Strangely enough I remember in a trivia quiz once that the answer given was that it was a "famous" drag car that the sound actually came from.

2006-09-23 10:39:21 · answer #1 · answered by questor 3 · 0 0

Marguerite Marge Ganser

2016-11-08 05:48:25 · answer #2 · answered by Anonymous · 0 0

Sounded like a Triumph Tiger Cub.

2006-09-23 10:41:06 · answer #3 · answered by sweynseye 4 · 0 0

strange you're able to ask...I stayed on the Shangri la lodge on Friday evening. The spa bath interior the room, while teamed with a pitcher of champers would desire to especially lots be my theory of utopia.

2016-10-01 07:11:55 · answer #4 · answered by ? 4 · 0 0

Triumph Bonneville.

2006-09-23 10:36:42 · answer #5 · answered by Gone 4 · 0 0

It can only have been a Harley or an Indian, I'm thinking Harley.

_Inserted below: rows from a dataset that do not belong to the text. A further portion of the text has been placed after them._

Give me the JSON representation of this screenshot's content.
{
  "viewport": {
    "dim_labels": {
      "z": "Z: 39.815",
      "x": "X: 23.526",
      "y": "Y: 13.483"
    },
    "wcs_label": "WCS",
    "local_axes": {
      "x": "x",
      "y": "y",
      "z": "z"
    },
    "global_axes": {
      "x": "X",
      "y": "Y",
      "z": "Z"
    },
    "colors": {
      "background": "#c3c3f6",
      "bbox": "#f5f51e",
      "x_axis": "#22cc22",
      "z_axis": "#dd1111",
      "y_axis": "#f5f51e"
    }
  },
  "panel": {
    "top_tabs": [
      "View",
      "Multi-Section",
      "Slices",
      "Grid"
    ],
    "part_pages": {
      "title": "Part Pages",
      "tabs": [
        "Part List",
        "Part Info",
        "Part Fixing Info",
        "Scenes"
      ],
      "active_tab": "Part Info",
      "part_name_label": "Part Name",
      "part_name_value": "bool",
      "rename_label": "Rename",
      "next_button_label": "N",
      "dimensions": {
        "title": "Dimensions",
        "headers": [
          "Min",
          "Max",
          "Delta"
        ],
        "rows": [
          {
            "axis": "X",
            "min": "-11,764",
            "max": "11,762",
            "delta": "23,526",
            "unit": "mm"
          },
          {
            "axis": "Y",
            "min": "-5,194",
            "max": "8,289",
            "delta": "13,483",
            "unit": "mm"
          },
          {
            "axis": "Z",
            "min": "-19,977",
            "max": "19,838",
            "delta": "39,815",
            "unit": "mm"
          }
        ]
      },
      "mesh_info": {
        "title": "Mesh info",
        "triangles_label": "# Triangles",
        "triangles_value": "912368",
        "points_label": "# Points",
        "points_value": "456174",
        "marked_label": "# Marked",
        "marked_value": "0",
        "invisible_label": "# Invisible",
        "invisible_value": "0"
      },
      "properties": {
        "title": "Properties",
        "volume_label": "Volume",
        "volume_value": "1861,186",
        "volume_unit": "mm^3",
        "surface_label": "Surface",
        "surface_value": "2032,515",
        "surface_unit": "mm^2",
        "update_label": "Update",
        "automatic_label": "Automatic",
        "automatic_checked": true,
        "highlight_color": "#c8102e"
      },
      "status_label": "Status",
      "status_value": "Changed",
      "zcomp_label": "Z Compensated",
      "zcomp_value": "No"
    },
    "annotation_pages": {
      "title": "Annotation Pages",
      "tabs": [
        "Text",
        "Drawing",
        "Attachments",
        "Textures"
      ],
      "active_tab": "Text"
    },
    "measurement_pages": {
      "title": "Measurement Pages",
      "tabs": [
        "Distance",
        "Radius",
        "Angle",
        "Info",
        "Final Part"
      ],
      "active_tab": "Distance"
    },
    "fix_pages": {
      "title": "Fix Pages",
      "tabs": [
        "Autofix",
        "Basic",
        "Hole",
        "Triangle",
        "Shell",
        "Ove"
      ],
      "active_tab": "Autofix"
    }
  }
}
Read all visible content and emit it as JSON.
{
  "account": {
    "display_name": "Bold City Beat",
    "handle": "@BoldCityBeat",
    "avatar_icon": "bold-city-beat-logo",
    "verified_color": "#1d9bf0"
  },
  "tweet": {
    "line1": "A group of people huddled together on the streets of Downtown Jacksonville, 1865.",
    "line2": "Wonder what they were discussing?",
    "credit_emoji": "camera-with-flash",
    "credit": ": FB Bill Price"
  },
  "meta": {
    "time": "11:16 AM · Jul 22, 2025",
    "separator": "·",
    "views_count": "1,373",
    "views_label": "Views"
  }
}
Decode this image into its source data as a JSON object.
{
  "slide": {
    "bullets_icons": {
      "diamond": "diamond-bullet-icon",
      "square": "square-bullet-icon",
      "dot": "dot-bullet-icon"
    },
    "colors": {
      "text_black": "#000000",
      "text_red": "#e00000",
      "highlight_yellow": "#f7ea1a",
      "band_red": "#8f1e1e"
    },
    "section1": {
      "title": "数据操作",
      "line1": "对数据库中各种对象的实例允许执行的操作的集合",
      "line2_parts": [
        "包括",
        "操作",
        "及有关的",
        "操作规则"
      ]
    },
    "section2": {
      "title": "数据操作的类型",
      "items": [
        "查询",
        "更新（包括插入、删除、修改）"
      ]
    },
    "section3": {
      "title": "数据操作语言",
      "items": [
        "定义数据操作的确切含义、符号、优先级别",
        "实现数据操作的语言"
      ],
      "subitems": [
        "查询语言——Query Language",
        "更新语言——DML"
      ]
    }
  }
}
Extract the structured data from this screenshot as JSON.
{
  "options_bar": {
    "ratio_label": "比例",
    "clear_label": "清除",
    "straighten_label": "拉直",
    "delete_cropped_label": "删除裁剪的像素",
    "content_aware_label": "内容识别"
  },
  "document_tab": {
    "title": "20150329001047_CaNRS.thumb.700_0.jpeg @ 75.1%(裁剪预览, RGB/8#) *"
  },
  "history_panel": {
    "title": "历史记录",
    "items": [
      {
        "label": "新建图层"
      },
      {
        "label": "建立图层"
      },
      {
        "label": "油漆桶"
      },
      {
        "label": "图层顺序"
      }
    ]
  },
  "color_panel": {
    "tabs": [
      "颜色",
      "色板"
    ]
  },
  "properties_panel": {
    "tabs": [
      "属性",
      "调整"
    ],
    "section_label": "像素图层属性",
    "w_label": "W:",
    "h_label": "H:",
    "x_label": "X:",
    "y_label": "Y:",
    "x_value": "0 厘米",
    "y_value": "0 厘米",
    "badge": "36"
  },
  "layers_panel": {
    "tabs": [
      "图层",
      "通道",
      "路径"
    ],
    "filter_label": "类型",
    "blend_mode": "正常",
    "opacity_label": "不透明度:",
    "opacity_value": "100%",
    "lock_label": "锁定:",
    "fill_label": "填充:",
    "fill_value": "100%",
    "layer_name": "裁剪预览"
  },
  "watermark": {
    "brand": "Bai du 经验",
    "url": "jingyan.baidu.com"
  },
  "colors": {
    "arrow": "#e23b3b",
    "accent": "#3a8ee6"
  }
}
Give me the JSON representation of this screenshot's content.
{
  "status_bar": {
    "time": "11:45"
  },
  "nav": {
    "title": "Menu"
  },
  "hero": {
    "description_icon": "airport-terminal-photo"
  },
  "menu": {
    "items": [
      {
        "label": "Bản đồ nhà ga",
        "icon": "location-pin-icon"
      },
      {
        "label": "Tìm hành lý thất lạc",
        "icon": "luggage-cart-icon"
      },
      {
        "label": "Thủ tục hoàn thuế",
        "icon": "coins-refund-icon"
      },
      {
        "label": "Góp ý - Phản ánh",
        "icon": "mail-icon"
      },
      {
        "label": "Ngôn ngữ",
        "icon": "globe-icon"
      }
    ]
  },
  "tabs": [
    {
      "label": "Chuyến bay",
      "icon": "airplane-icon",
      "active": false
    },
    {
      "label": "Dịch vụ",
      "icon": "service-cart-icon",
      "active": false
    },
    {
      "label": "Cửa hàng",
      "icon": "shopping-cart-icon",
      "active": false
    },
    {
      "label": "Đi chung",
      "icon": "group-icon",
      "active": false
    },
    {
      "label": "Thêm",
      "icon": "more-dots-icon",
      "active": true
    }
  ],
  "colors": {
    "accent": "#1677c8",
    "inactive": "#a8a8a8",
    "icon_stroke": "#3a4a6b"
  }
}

2006-09-23 10:35:54 · answer #6 · answered by Becky 2 · 0 0

sounds like a harley to me. only they make that racket of cheap american metal being hammered, rubbish workmanship which passes for a bike apparently.

2006-09-23 10:42:20 · answer #7 · answered by Anonymous · 0 0

late 50's Harley Davidson pan head, any biker would know that sound

2006-09-23 11:11:26 · answer #8 · answered by Anonymous · 0 0

The Shangri-Las were an American pop music girl group of the 1960s. Between 1964 and 1966 they charted with a string of unusually convincing and heartbreaking teen melodramas that remain unequalled in pop.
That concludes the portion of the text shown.